Вразумление, самосотворение и биография (Горелов) - страница 74


***

Сегодня от Лены пришло еще письмо, оно было прямо знаковым, опять с Дедом Морозом, но в тамбуре он его не стал читать, а распечатал, прислонившись в техникумовском коридоре к теплой батарее. Письмо было очень душевное, но в начале Лена опять напоминала, что Анька – дура, и если что-то будет про нее говорить, то пусть он не верит. Лена сильно огорчалась, что их выпускной класс не берут на празднование 50-летия Победы, а так можно было бы встретиться и из розовой, стеклянной креманки поесть мороженого. Такой предмет у нее, похоже, как-то ассоциировался с балетом, а потому был очень желанным. Она с восторгом писала, что Анна Павлова оставила потомкам вкуснейший десерт под своим именем, а она, если что-то и будет завещать, так это супер-духи, пусть имя им будет Ленара. А главная ее мечта – сцена Большого Театра и главная партия в «Лебедином озере». И она собирается жить, учиться и трудиться так, что этот день придет. Ну а главное в письме было то, что на субботу, 27 мая, назначено вручение аттестатов, а потом выпускной, и она его приглашает. Поедет Анька, и он может тоже с ней. Вдруг, рядом с ним открылись двери аудитории, и появилась Анька, очень кстати. Она, конечно, знала, что он приглашен, и сразу вымогла 10 тысяч рублей – билет на автобус надо было брать заранее. Потом настырно пыталась заглядывать в письмо, и когда это не удалось, конечно, не сдержала эмоций:

– Ты, Паша, сильно не надейся. Я своими глазами в прошлом году видела, как Ленка целовалась в подъезде с одноклассником.
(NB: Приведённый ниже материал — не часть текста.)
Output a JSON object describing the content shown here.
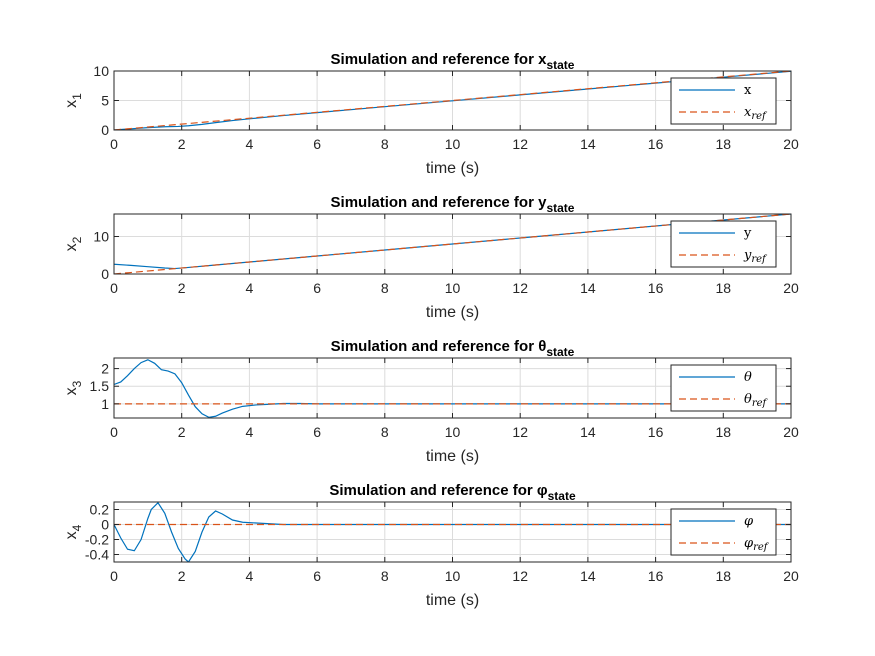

Ее круглое личико светилось от восторга разоблачения, но уже дважды упрежденный Павлик не вздрогнул и не покачнулся. Анька скачками удалилась, а он пошел в библиотеку последний раз править список литературы, использованный в дипломе. Он и классиков марксизма-ленинизма туда включил, хоть этого и не требовалось. Паша решил – пусть будет. Он-то видел, что памятник так и стоит на площади, никуда не делся, и так же указывает рукой верную дорогу товарищам.

А товарищи готовили город к празднованию 50-летия Победы: скребли тротуары, переписывали ценники на лотках, умничали по поводу курса доллара и контрафактной водки. Федеральные каналы вещали и показывали, все шло определенным житейским порядком. Праздничное утро не порадовало ярким солнцем. Народ собрался у крыльца районной администрации, его было много всякого разного. Но речи в микрофон говорили примерно одинаковые типажи с авторитетными физиономиями и галстуками с толстыми узлами. Начали о жертвах, потом много вещали о народе-победителе, но больше – о перспективах, которые уже где-то и как-то видимы. Тут в толпе кто-то запел «Катюшу», люди раздвинулись, певцом оказался ветеран в подпитии. Он мало того, что пел, так еще и в пляс пустился, гремя медалями, одна из которых была «За отвагу», а две – за взятие городов: Берлина и Будапешта. Получалось не по регламенту, те, что с узлами на галстуках по-молодецки демонически улыбались, но когда еще и бабуля попыталась пойти в пляс, призвали к порядку. Речи о перспективах должны быть закончены, ибо всегда главное – смотреть в будущее, ведь сегодня – ничто, завтра – все! Жить ради будущего своих детей – главная тайна и оружие. Жить для себя – это непатриотично, постыдно и трусливо. С таким примерно смыслом глаголили те дяди, хозяева местных недр. Потом оформилась колонна и двинулась к вечному огню, в авангарде все те же, с толстыми узлами, несли длинные венки из веток елки, стянутых кумачовыми лентами. Колонна двигалась по улице Ленина. Заморосил мелкий дождь, он еще добавил хмурых оттенков всему вокруг, и без того серому. Конечно, это не была колонна пленных туземцев, но и победителей в ней трудно было разглядеть, если, конечно, не думать о перспективах. В людях просматривалось что-то еще не пришедшее, но уже неотвратимое.